Из фатального круга двух основных политических положений: 1) необходима конституция, прочный правовой порядок и 2) правительство, которое в политическом смысле держит в своих руках положение, ведет всякую иную, только не конституционно-зиждительную и конституционно-консервативную политику…из этого фатального круга самого по себе невозможно извлечь ничего положительного. Все свести к критике правительства значило бы безмерно преувеличивать значение данного правительства и власти вообще: источник неудач, разочарований и поражений, постигших Россию, лежит гораздо глубже. Даже если бы каким-нибудь чудом политический вопрос оказался разрешенным, решение его лишь более выпукло выдвинуло бы значение другой, более глубокой задачи. Это значит: общество должно задуматься над самим собой. Мы переживаем идейный кризис, и его надо себе осмыслить во всем его национальном значении»[10].
Распространив свои критические нападки на всю интеллигенцию (именно ее он имел в виду, говоря об «обществе»), Струве оказался в довольно сложном положении. Результатом стало (и не могло не стать) его отлучение от всех лагерей, школ и направлений — нечто вроде интеллектуального остракизма. Ведь именно интеллигенты, обвиненные им в нехватке «культуры» и разжигании революции, составляли его основную аудиторию. Его критика не встретила понимания, ибо в ходе длительной борьбы с самодержавием русская интеллигенция взрастила в себе неискоренимый комплекс величия. По мере того как Струве обнаруживал все ббльшую неприязнь к этому социальному слою и предлагал программу духовного возрождения, основанную на идеях, которые его представителям были незнакомы или просто неприемлемы, интеллигенция давала ему сдачи. Теперь Струве стал объектом такой травли, которая не имела прецедента в русской интеллектуальной истории. Гонимый, высмеиваемый, превратно интерпретируемый оппонентами слева (которым, по иным причинам, вторили и правые), он был вынужден беспрестанно отбиваться от нападок.
Уровень той дискуссии был не слишком высок, и поэтому очертить области разногласий или выделить позитивные программы оппонентов крайне сложно. Русская интеллектуальная жизнь всегда характеризовалась логической непоследовательностью, политической ограниченностью, дефицитом реализма — качествами, в значитель ной степени обусловленными отсутствием представительных институтов и свободной прессы. Можно было бы ожидать, что после октября 1905 года, с созданием парламента и фактическим упразднением политической цензуры, ситуация изменится к лучшему. Но этого не произошло. Привычки, складывавшиеся десятилетиями, оказались столь крепкими, что русские интеллигенты не только продолжали действовать в том духе, с которым сроднились, но по-прежнему говорили и писали в той же манере. Лихорадочно развивавшаяся пресса с готовностью открыла свои страницы для публикаций, прежде годившихся только для нелегальной или эмигрантской печати. У многочисленной читающей публики развился вкус к политике, первейшим проявлением которого стала тяга к политическим сенсациям: в такой обстановке новость об убийстве очередной «знаменитости» доставляла читателям такое же извращенное удовольствие, с которым пресытившаяся политикой западная публика встречает сообщения об уголовных преступлениях или несчастных случаях.

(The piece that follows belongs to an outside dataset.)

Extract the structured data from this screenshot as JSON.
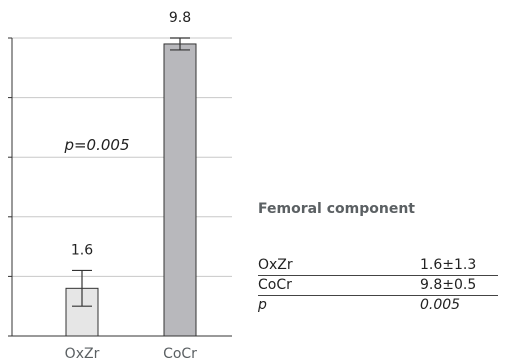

Как и следовало ожидать, ни правые, ни левые радикалы не имели ни малейшего понятия о вопросах, поднимаемых Струве, и потому в споре преобладали аргументы ad hominem. Тот факт, что Струве когда-то был марксистом, потом покинул марксистов и ушел к либералам, а затем порвал и с либеральными воззрениями, был достаточным доказательством его беспринципности и «ренегатства». Следуя этой аргументации, атаки как слева, так и справа, — примечательно схожие по своему тону и стилю — концентрировались на том, кто таков Струве, а не на том, о чем он говорил. Единственное отличие в нападках, обрушиваемых на него двумя крайними лагерями, заключалось в том, что правые экстремисты постоянно поднимали в дискуссии еврейский вопрос, в то время как левые предпочитали изобличать его германские корни. Журналисты активно применяли своеобразный шантаж, не позволявший вступаться за Струве никому, кроме самых отъявленных храбрецов. Умеренный консерватор, допускав ший робкое слово в его защиту, обвинялся правой газетой Новое время в проеврейских и прокадетских (или, в качестве варианта, проеврейско-кадетских) симпатиях; умеренный социалист, делавший то же самое открыто, немедленно клеймился Лениным или Троцким как «пособник буржуазии».